Your itenerent camper:

Never planting in once place for to long. I see myself as the architect of projects sometimes the builder, or the vision holder. But yet holding myself ready to be surprised, frequently.

Monday, June 23, 2014

Anger with the Almighty


            One of the subjects and trains of thought I have been following for a long time is that of Anger with, and/or at God. When I first got really sick, as in I admitted it. God had not talked with me for a long time. I even sat in more silence then before to try and hear the voice of the creator to know that I was loved, especially when I could not love myself.  But still the profound silence remained.
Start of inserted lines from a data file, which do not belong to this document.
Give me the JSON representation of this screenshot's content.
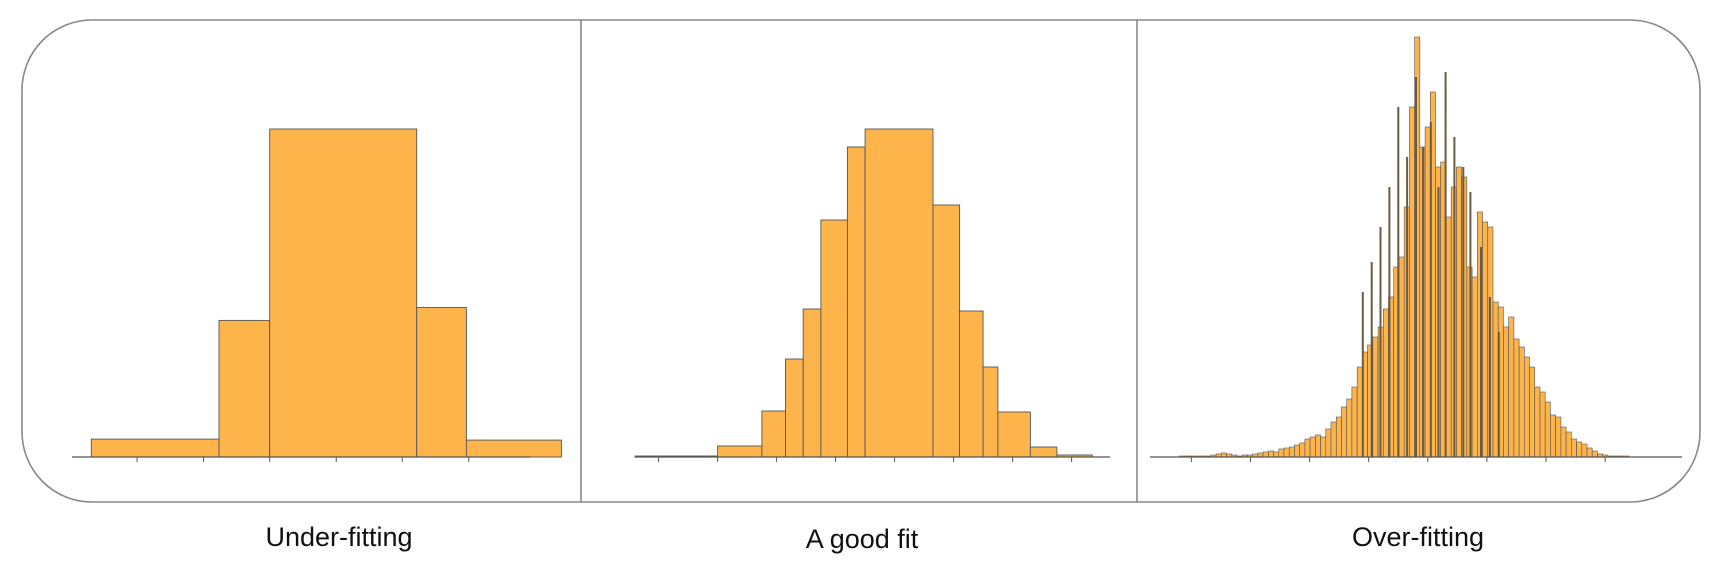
{
  "colors": {
    "bar_fill": "#fdb44b",
    "bar_stroke": "#555555",
    "axis": "#555555",
    "frame": "#888888"
  },
  "captions": [
    "Under-fitting",
    "A good fit",
    "Over-fitting"
  ],
  "chart_data": [
    {
      "type": "bar",
      "title": "",
      "caption": "Under-fitting",
      "xlabel": "",
      "ylabel": "",
      "ylim": [
        0,
        330
      ],
      "bins": [
        {
          "x0": 0.0,
          "x1": 2.65,
          "value": 18
        },
        {
          "x0": 2.65,
          "x1": 3.7,
          "value": 137
        },
        {
          "x0": 3.7,
          "x1": 6.75,
          "value": 329
        },
        {
          "x0": 6.75,
          "x1": 7.78,
          "value": 150
        },
        {
          "x0": 7.78,
          "x1": 9.75,
          "value": 17
        }
      ],
      "xlim": [
        -0.4,
        9.1
      ],
      "ticks": [
        0.95,
        2.33,
        3.7,
        5.08,
        6.45,
        7.83
      ]
    },
    {
      "type": "bar",
      "title": "",
      "caption": "A good fit",
      "xlabel": "",
      "ylabel": "",
      "ylim": [
        0,
        360
      ],
      "bins": [
        {
          "x0": 0.0,
          "x1": 1.4,
          "value": 1
        },
        {
          "x0": 1.4,
          "x1": 2.15,
          "value": 11
        },
        {
          "x0": 2.15,
          "x1": 2.55,
          "value": 46
        },
        {
          "x0": 2.55,
          "x1": 2.85,
          "value": 98
        },
        {
          "x0": 2.85,
          "x1": 3.15,
          "value": 148
        },
        {
          "x0": 3.15,
          "x1": 3.6,
          "value": 237
        },
        {
          "x0": 3.6,
          "x1": 3.9,
          "value": 310
        },
        {
          "x0": 3.9,
          "x1": 5.05,
          "value": 328
        },
        {
          "x0": 5.05,
          "x1": 5.5,
          "value": 252
        },
        {
          "x0": 5.5,
          "x1": 5.9,
          "value": 146
        },
        {
          "x0": 5.9,
          "x1": 6.15,
          "value": 90
        },
        {
          "x0": 6.15,
          "x1": 6.7,
          "value": 45
        },
        {
          "x0": 6.7,
          "x1": 7.15,
          "value": 10
        },
        {
          "x0": 7.15,
          "x1": 7.75,
          "value": 2
        }
      ],
      "xlim": [
        0,
        8.05
      ],
      "ticks": [
        0.4,
        1.4,
        2.4,
        3.4,
        4.4,
        5.4,
        6.4,
        7.4
      ]
    },
    {
      "type": "bar",
      "title": "",
      "caption": "Over-fitting",
      "xlabel": "",
      "ylabel": "",
      "ylim": [
        0,
        360
      ],
      "bin_edges": [
        0.9,
        1.6
      ],
      "bin_width": 0.07,
      "values": [
        1,
        1,
        1,
        1,
        1,
        1,
        2,
        3,
        4,
        3,
        2,
        1,
        2,
        2,
        3,
        4,
        5,
        6,
        5,
        8,
        9,
        10,
        12,
        14,
        18,
        20,
        22,
        20,
        28,
        35,
        40,
        50,
        58,
        70,
        90,
        105,
        112,
        120,
        130,
        148,
        160,
        190,
        200,
        250,
        350,
        420,
        310,
        330,
        365,
        290,
        295,
        240,
        270,
        290,
        280,
        190,
        180,
        245,
        235,
        230,
        155,
        150,
        130,
        140,
        118,
        110,
        100,
        90,
        70,
        65,
        55,
        42,
        40,
        30,
        25,
        18,
        15,
        13,
        9,
        6,
        3,
        2,
        1,
        1,
        1,
        1
      ],
      "dark_lines": [
        {
          "x": 3.6,
          "value": 165
        },
        {
          "x": 3.75,
          "value": 195
        },
        {
          "x": 3.9,
          "value": 230
        },
        {
          "x": 4.05,
          "value": 270
        },
        {
          "x": 4.2,
          "value": 350
        },
        {
          "x": 4.35,
          "value": 300
        },
        {
          "x": 4.5,
          "value": 380
        },
        {
          "x": 4.62,
          "value": 310
        },
        {
          "x": 4.75,
          "value": 335
        },
        {
          "x": 4.88,
          "value": 270
        },
        {
          "x": 5.0,
          "value": 385
        },
        {
          "x": 5.15,
          "value": 320
        },
        {
          "x": 5.3,
          "value": 290
        },
        {
          "x": 5.42,
          "value": 265
        },
        {
          "x": 5.6,
          "value": 210
        },
        {
          "x": 5.75,
          "value": 160
        },
        {
          "x": 5.9,
          "value": 125
        }
      ],
      "xlim": [
        0,
        9.0
      ],
      "ticks": [
        0.7,
        1.7,
        2.7,
        3.7,
        4.7,
        5.7,
        6.7,
        7.7
      ]
    }
  ]
}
And not knowing what to do with that fact I became even more depressed crying “my God, my God why have you left me?”
            Well I know that I’m not alone in that anger and frustration with God. Heck even God in the person of Jesus prayed for the cup to pass to someone else. The prophets crying out with Gods displeasure often where going on gut and on strings of faith. I ‘caught’ somewhere along the line that it was not acceptable to be angry with God, I have no clue where though. But in a bible study the pastor who was acting as facilitator said ‘look to the psalms, lots of anger there. But likewise lots of hope, dreaming and praying’. Or as I like to think, nothing comes out of or exists in a vacuumed. As sweet is to sour the universe must hold a balance with itself.  So if there is love there need to be the balance, I often wonder if God is sometimes frustrated with us in our humanness.  Likewise as I was speaking to a colleague of mine at work today, if we are created to be in relationship with God in the image of human relationship, anger is normal.
            However I think the anger is more often a convenient mask for disappointment and frustration. I in my work within the community work with a young women and her family. She finally said yes to a residential treatment, where she could get the best help and go on trips to Dorney Park if she earned it. The facility was clean and bright, with trees all around. More like a retreat center then a residential program for youths with serious mental health issues. We got onto the property and 20 feet from the door she stopped. We played this game for three hours. Eventually I left with the mother after having the young women signed over to the facility.  As we where leaving she still had not entered.
As I found out latter that afternoon, as I celebrated the young women getting to the property, I found that in her refusal the child welfare branch that was involved took her to a shelter because they felt that residential needed to 100% voluntary.  I ran through a gambit of feelings, anger, frustration, disgust, but ultimately ended up on disappointed. I think the most extreme type of anger. The knowledge that the services are there but can not be accessed because of systems, money and personal choice. Freewill gives us this last one and I think that is where God often becomes sad, that we never fully experience all that is offered to us to succeed.
            For me disappointment and anger, also lead to distrust. But in the course of my own recovery and Systematic Theology (yes of all places) I figured out and accepted “our no to God, can NEVER overwhelm God’s yes to us”. So the anger and related feelings, might just be our rebellion to the extreme emotional feelings of what that complete yes from God is.